Micro Plane That Perches On Power Lines 192
An anonymous reader wrote in to tell us about a microplane that perches on power lines to recharge its batteries being developed as a surveillance device at MIT. As you can imagine, landing on a power line is hard to do ... and charging off transmission lines has its own problems.
Re:Perch? (Score:3, Informative)
The MIT engineers' answer is to send their 30-centimetre-wide micro air vehicle (MAV) into a controlled stall, pointing its nose up at just the right point in its trajectory to collide with and hook onto the cable.
Once it hooks the cable, it is a passive system. Check the video...it hasn't been /.ed (yet.)
Re:Perch? (Score:3, Informative)
It does hang, just from a hook near the nose so it isn't upside down.
Which would make actually hooking up *much* easier, since you need to be nose up which is why you can stall.
Hooking up upside down would be really hard, pointing your nose down makes slowing down just a tad difficult.
What I don't understand is how it is going to take off again. It'd need to unhook and flip nose down before it hit the ground with enough height left to get the speed to generate lift. That doesn't seem like such an easy thing to do...
The stuff that's actually interesting (Score:5, Informative)
If anyone here is actually interested in the science behind this you should have a look at some of the lab's publications on the subject. As per Slashdot tradition, all the brilliant points brought up so far in the comments already have answers, they're just a little bit harder to find this time.
Our research group's website:
http://groups.csail.mit.edu/locomotion/index.html [mit.edu]
On the actual perching work:
http://groups.csail.mit.edu/robotics-center/public_papers/Cory08.pdf [mit.edu]
http://groups.csail.mit.edu/robotics-center/public_papers/Hoburg09a.pdf [mit.edu]
http://groups.csail.mit.edu/robotics-center/public_papers/Moore09.pdf [mit.edu]
http://groups.csail.mit.edu/robotics-center/public_papers/Roberts09.pdf [mit.edu]
Rick's PhD thesis on the subject:
http://groups.csail.mit.edu/locomotion/perching_media/CoryThesis.pdf [mit.edu]
and on the controls side:
http://groups.csail.mit.edu/robotics-center/public_papers/Tedrake09a.pdf [mit.edu]
Charging through induction (Score:3, Informative)
It shouldn't be too hard to charge a small battery through induction. We already saw an example of this when Richard Box used induction for his fluorescent light art [slashdot.org], and it's not an uncommon subject for questions on underaduate E&M exams [unc.edu].
Re:Who pays for the electricity? (Score:4, Informative)
Generally there are not exposed power lines between your power meter and your home, and even less likely with newer construction. They could trace it to your neighborhood, but not to any one particular home unless they caught it perching.
There are also people working on leeching power from WiFi radio signals in order to recharge cell phones, with the consequence of reducing the range of your WiFi.

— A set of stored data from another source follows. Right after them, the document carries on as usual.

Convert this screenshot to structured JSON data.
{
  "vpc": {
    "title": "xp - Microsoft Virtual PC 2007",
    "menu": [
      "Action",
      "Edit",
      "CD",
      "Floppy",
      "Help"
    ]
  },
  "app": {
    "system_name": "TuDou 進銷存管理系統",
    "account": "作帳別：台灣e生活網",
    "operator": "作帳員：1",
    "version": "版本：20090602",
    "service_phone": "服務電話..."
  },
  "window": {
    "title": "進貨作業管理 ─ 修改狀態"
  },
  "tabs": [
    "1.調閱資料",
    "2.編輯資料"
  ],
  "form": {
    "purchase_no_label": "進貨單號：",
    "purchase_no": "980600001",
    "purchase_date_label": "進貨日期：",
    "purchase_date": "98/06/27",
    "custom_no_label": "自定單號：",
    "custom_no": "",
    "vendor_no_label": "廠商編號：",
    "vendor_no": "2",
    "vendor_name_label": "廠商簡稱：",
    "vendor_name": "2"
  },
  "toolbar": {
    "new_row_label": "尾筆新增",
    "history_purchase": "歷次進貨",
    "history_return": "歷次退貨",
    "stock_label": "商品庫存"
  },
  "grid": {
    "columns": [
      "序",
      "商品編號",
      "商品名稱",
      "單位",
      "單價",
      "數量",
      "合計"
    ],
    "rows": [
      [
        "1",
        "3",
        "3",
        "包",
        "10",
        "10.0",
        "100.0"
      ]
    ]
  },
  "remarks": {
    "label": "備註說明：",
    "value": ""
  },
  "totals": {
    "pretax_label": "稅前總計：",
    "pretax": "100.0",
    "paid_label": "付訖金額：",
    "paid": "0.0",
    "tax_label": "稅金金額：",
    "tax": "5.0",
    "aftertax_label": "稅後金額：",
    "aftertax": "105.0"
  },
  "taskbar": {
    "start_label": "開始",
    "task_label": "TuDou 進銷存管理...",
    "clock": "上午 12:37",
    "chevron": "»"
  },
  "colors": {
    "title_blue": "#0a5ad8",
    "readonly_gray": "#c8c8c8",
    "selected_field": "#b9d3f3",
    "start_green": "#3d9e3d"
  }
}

I'm looking forward to someone coming up with the not-so-bright idea of recharging electric cars using the induction loops that control the lights at intersections. Like pulling power for your time machine by parking on a rift in Cardiff.
Re:Perch? (Score:1, Informative)
Let me know how that goes for ya.
Also, this article isn't about planes that charge on power lines, its about some students that figured out how to automate the landing/perching maneuver on a small foam ultra light-weight rc unpowered glider.
The glider has no means of propulsion what-so-ever;
it has only 1 control surface, the elevator;
it has a tiny battery just large enough to run the servo and radio receiver;
it can't land in wind, rain, snow, or other real world conditions; AND
all of the sensing and control electronics (high speed motion detection cameras and Matlab running on a laptop) are mounted off-plane.
The reason landing a UAV on powerlines is hard isn't because the powerline are particularly difficult to hit, its because you have to design the landing system to work in real world weather conditions AND you can't have 20 some high speed motion capture cameras already at the landing site AND the thing still has to have all the normal electronics on board to fly after landing AND you have to cram on the large heavy (from a small UAV perspective) battery charging equipment as well.
For anyone interested the ACTUAL website for the ACTUAL study can be found here: http://groups.csail.mit.edu/locomotion/perching.html [mit.edu]
Re:Charging (Score:5, Informative)
news for you, placing inductor with coil near line doesn't "steal power that was leaking out of the lines anyway", it acts as secondary of transformer that in fact removes energy from line, stealing power that would have gone to customers.